Depuis l’arrière-garde

JEAN-CLAUDE COUTAUSSE/LE MONDE | Le président français Emmanuel Macron accueillant son homologue russe Vladimir Poutine au château de Versailles, le 29 mai 2017
JEAN-CLAUDE COUTAUSSE/LE MONDE | Le président français Emmanuel Macron accueillant son homologue russe Vladimir Poutine au château de Versailles, le 29 mai 2017

Depuis les chancelleries, l’objectif d’un politicien devrait être d’utiliser la diplomatie pour éviter la guerre. C’est ce que le président français Emmanuel Macron a tenté de faire durant son premier quinquennat en recevant à deux reprises son homologue russe Poutine, avec le résultat final que l’on connaît. Le maître du Kremlin avait pris sa décision il y a longtemps. Depuis quatre décennies, le Français Jean-Claude Coutausse suit les coulisses du pouvoir et la réaction de ses partisans, dont il se fait l’écho dans Bains de foule. Il s’agit de photographies d’hommes politiques prises pour Le Monde, comme il l’avait fait auparavant pour Libération. Et une mise en garde contre la standardisation de cet exercice : “Travailler pour une rédaction permet également d’échapper à la pression des communicants, ceux qui font du photojournalisme politique un photojournalisme captif…  Je photographie aussi la politique pour ne pas laisser la communication l’emporter sur le réel”.

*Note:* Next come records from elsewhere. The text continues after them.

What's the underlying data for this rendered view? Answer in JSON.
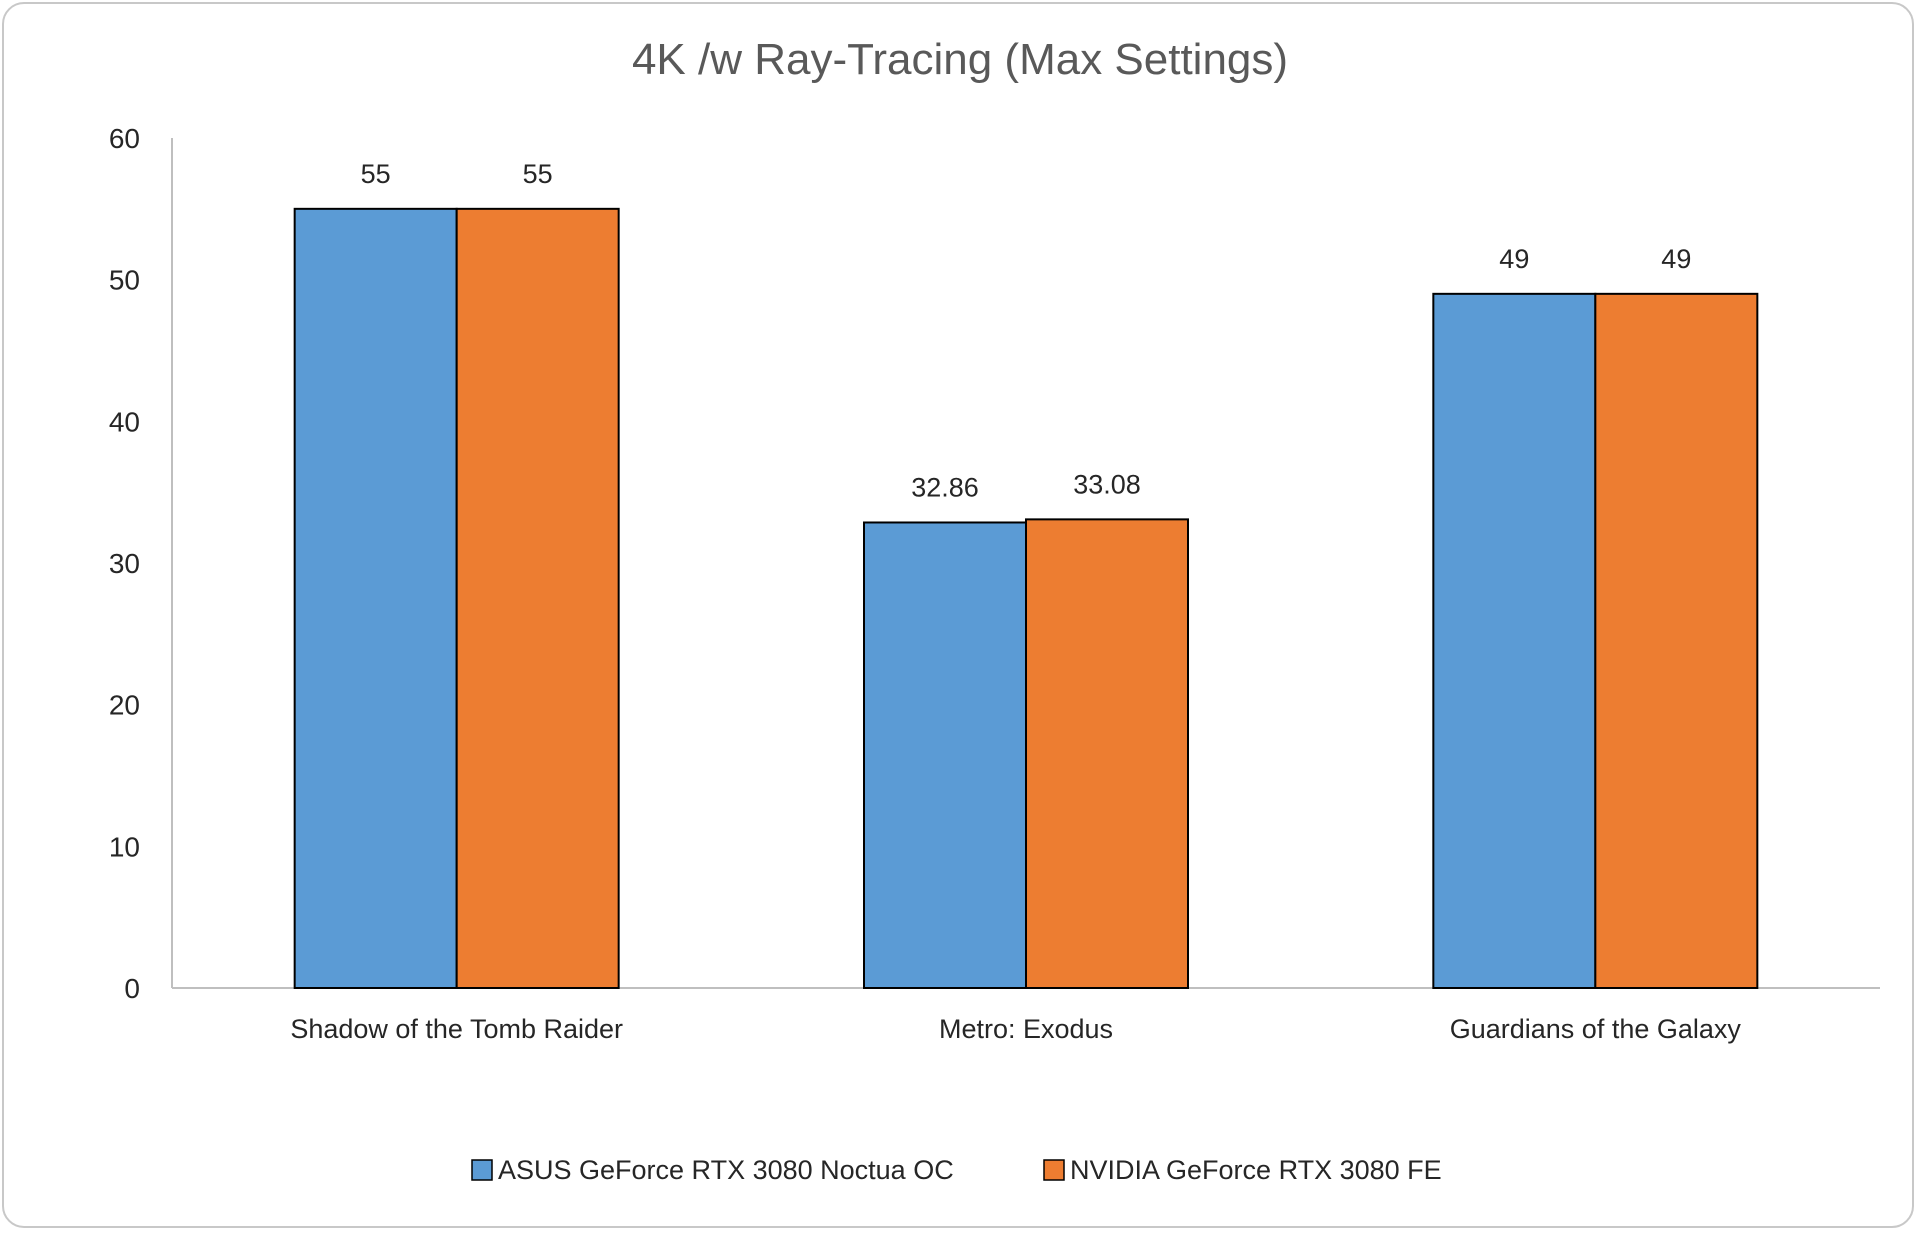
{
  "chart_data": {
    "type": "bar",
    "title": "4K /w Ray-Tracing (Max Settings)",
    "xlabel": "",
    "ylabel": "",
    "ylim": [
      0,
      60
    ],
    "yticks": [
      0,
      10,
      20,
      30,
      40,
      50,
      60
    ],
    "grid": false,
    "legend_position": "bottom",
    "categories": [
      "Shadow of the Tomb Raider",
      "Metro: Exodus",
      "Guardians of the Galaxy"
    ],
    "series": [
      {
        "name": "ASUS GeForce RTX 3080 Noctua OC",
        "color": "#5b9bd5",
        "values": [
          55,
          32.86,
          49
        ],
        "labels": [
          "55",
          "32.86",
          "49"
        ]
      },
      {
        "name": "NVIDIA GeForce RTX 3080 FE",
        "color": "#ed7d31",
        "values": [
          55,
          33.08,
          49
        ],
        "labels": [
          "55",
          "33.08",
          "49"
        ]
      }
    ]
  }
}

Et parfois, ces politiciens se lavent les mains, comme l’ont fait les États-Unis en Afghanistan après deux décennies au cours desquelles ils n’ont pas réussi à bannir les talibans. Et les Talibans ont repris le pouvoir en août de l’année dernière. L’Australien Andrew Quilty y est arrivé pour la première fois en 2013 et a depuis vu le pays revenir en arrière jusqu’à cette reprise calamiteuse de Kaboul. C’est ce destin malheureux, avec les erreurs commises par les Américains eux-mêmes, que l’on retrouve dans La Fin d’une guerre interminable pour l’agence Vu’, qui se termine par des scènes de panique à l’aéroport de Kaboul alors que l’on tente de fuir et qui fera l’objet d’un livre dans le courant de l’année.

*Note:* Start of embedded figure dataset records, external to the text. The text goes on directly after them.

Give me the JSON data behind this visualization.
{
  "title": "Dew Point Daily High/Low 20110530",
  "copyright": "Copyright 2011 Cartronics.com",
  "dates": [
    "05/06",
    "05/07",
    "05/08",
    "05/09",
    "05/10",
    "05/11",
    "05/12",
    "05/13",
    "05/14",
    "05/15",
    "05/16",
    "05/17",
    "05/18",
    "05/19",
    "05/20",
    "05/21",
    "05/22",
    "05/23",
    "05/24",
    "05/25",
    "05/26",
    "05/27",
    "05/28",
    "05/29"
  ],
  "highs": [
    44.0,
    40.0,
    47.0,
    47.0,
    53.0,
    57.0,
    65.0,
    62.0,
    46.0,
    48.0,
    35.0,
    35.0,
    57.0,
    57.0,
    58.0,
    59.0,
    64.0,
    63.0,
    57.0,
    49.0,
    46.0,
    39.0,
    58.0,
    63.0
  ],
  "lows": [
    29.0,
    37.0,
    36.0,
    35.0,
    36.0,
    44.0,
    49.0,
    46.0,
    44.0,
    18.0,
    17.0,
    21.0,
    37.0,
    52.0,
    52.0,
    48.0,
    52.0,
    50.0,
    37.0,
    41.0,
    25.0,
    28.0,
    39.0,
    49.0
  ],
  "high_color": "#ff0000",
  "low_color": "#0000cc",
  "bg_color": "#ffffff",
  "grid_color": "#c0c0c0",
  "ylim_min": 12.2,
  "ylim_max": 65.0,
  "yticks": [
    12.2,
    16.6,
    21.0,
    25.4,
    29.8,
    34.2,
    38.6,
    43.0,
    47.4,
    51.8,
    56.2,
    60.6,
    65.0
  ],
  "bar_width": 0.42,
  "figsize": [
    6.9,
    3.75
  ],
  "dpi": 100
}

La junte birmane a également eu recours à la violence pour réprimer l’opposition depuis le coup d’État de février 2021, mais celle-ci s’est organisée au sein de l’armée dite du Gouvernement en exil et a uni ses forces à celles de l’Armée karenni, favorable à l’indépendance, dans sa lutte depuis les forêts de l’État de Kayah, dans l’est du pays, qui borde la Thaïlande. Le journaliste italo-britannique Siegfried Modola s’est rendu sur place et a réalisé le reportage Au cœur de la rébellion birmane, qui fait partie d’un long travail sur la résistance du peuple karenni contre le pouvoir central depuis 1947. Il en extrait des témoignages de jeunes rebelles dans des camps de personnes déplacées.

SIEGFRIED MODOLA | Soldats de l'armée karenni traversant la rivière Salouen dans l'est de la Birmanie, le 18 janvier dernier
SIEGFRIED MODOLA | Soldats de l’armée karenni traversant la rivière Salouen dans l’est de la Birmanie, le 18 janvier dernier
ANDREW QUILTY/AGENCE VU' | Combattants talibans au siège de la police à Shahr-e Naw, dans le nord-ouest de Kaboul, en août 2021
ANDREW QUILTY/AGENCE VU’ | Combattants talibans au siège de la police à Shahr-e Naw, dans le nord-ouest de Kaboul, en août 2021

Autre vétéran des tranchées, le Serbe Goran Tomasevic, de la poudrière des Balkans au Printemps arabe et à la répression qui s’en est suivie en Syrie et au fratricide en Libye, en passant par d’autres conflits en Asie et en Afrique, présente Entre guerre et paix, les photos qu’il a prises depuis les années 1990 pour Reuters. “Aujourd’hui où trop souvent les paroles masquent la vérité, la photographie reste résolument du côté de la réalité”, déclare Tomasevic dans son introduction, ajoutant que “une photo dit la vérité”.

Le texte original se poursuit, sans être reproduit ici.